The Q5 is also available with a 3.0-litre V6 turbodiesel, which is fun but fairly unjustifiable unless performance is a priority and you're willing to pay a hefty premium for its hot hatch-like pace.
If the latter scenario does sound like you, you may also be interested in the petrol options. Again, both cars have 2.0-litre units (the Q5 slightly more powerful than those in the Q3), which make the car refined and fast enough even when in the lower-powered output. While they're great to drive, they're also harder to justify due to the substantially higher running costs than you'll experience with the diesel.
Can I get an automatic Q3 or Q5?
Yes. The Q3 is available with a twin-clutch auto on all engines (but only on four-wheel-drive models), while the Q5 has the same gearbox on its diesels. Petrol Q5s come with a new eight-speed Tiptronic torque converter, and all variations are smooth, fast-shifting gearboxes that will satisfy those looking for a refined, modern-feeling auto.
What are the Q3 and Q5 like inside?
This is where the Q3 starts to look less appealing than the more spacious Q5. Buyers looking for an SUV that's compact enough to offer easy parking maneuverability will love the Q3, but the compromise is in the cabin space, which is no better than you'll find in a small family hatchback; a Ford Focus will offer similar flexibility.
That's not to say that the Q3 is hopeless as a family car. There's room for two older children to be comfortable even on longer journeys, and even tall drivers and front passengers will have plenty of room. Equally, the boot is good enough for a big weekly shop and the seats fold almost flat when required, although the annual holiday will probably require a roof box or expert packing.
The Q5 is bigger in every respect. There's noticeably more elbow-room up front, while rear-seat passengers get reclining backrests and usefully more space all round.
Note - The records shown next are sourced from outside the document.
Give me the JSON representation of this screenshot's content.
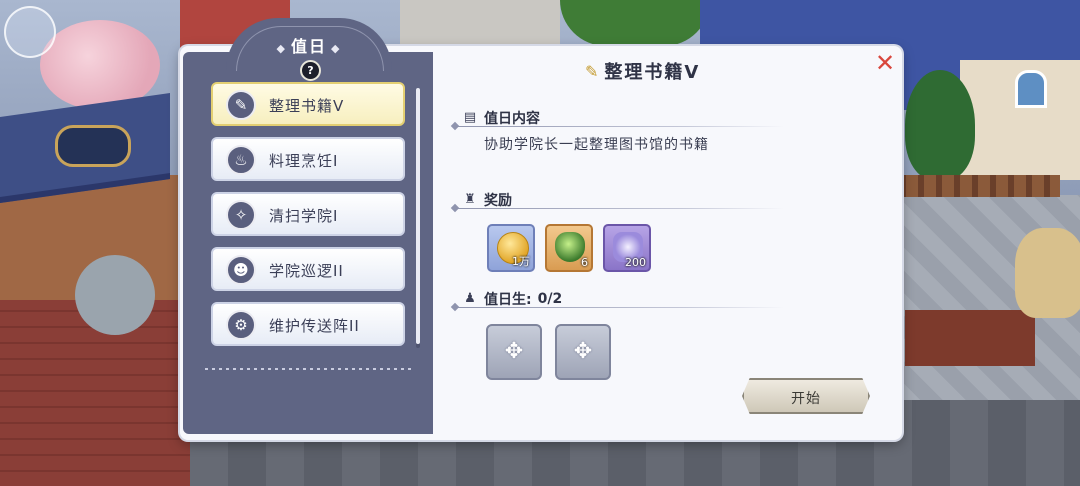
{
  "panel": {
    "title": "值日",
    "help_glyph": "?"
  },
  "duties": [
    {
      "label": "整理书籍V",
      "icon": "broom-book-icon",
      "icon_glyph": "✎",
      "selected": true
    },
    {
      "label": "料理烹饪I",
      "icon": "cooking-pot-icon",
      "icon_glyph": "♨",
      "selected": false
    },
    {
      "label": "清扫学院I",
      "icon": "broom-icon",
      "icon_glyph": "✧",
      "selected": false
    },
    {
      "label": "学院巡逻II",
      "icon": "patrol-people-icon",
      "icon_glyph": "☻",
      "selected": false
    },
    {
      "label": "维护传送阵II",
      "icon": "gear-icon",
      "icon_glyph": "⚙",
      "selected": false
    }
  ],
  "detail": {
    "title": "整理书籍V",
    "content_heading": "值日内容",
    "content_text": "协助学院长一起整理图书馆的书籍",
    "reward_heading": "奖励",
    "rewards": [
      {
        "item": "gold-coin-icon",
        "quantity": "1万"
      },
      {
        "item": "green-gem-icon",
        "quantity": "6"
      },
      {
        "item": "exp-star-icon",
        "quantity": "200"
      }
    ],
    "students_heading": "值日生:",
    "students_count": "0/2",
    "slot_glyph": "✥",
    "start_label": "开始"
  },
  "close_glyph": "✕",
  "colors": {
    "panel_bg": "#5f6584",
    "selected_item": "#f7efbf",
    "close": "#d9473d",
    "modal_bg": "#f7f8fc"
  }
}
The boot is longer and wider, and will swallow huge amounts of paraphernalia easily, particularly if you fold the rear seats.
However, things aren't perfect in the Q5; manual cars suffer from offset pedals (much more so than manual Q3s) that can make it awkward for the driver to get comfortable.
Both models benefit from a classy-feeling dashboard that has well-damped switchgear, a user-friendly layout and tactile, premium-feeling materials in all the key areas. Visibility is also good in both cars.
Which one should I buy?
Avoid the petrols unless you value refinement enough to pay many thousands for it; they'll lose value rapidly and consume fuel much faster than the diesels.
Of the diesels available, the lower-powered 2.0 TDI is the one to go for in both cars (meaning 138bhp in the Q3 and 148bhp in the Q5). The more powerful 2.0 TDI engines are tempting given the flattering on-paper figures, but in reality the on-road performance boost will be fairly marginal.
As to which of the models suits your needs best, it really comes down to space. The Q3 is the more rounded model overall, and our pick of the two. It's more comfortable, better value and nearly as fun to drive as the Q5, so if you can live without heavyweight luggage capacity, it's a more sensible buy.
Opt for SE trim, which includes a colour screen, USB-input, Bluetooth, climate control, DAB radio, auto lights and wipers, rear parking sensors and 17-inch alloys. Sat-nav and rear side airbags are worthwhile extras. Avoid the Audi Drive Select it makes little difference.
However, if it is a priority that you can throw vast amounts of garden rubbish in the car at weekends, or carry four to the south of France occasionally, the Q5 will do the job much better than the Q3. Again, go for SE spec, which gets the same kit as the Q3 plus leather and alcantara seats, and 18-inch alloys as standard. Just be prepared to live with a slightly awkward driving position and a firm ride.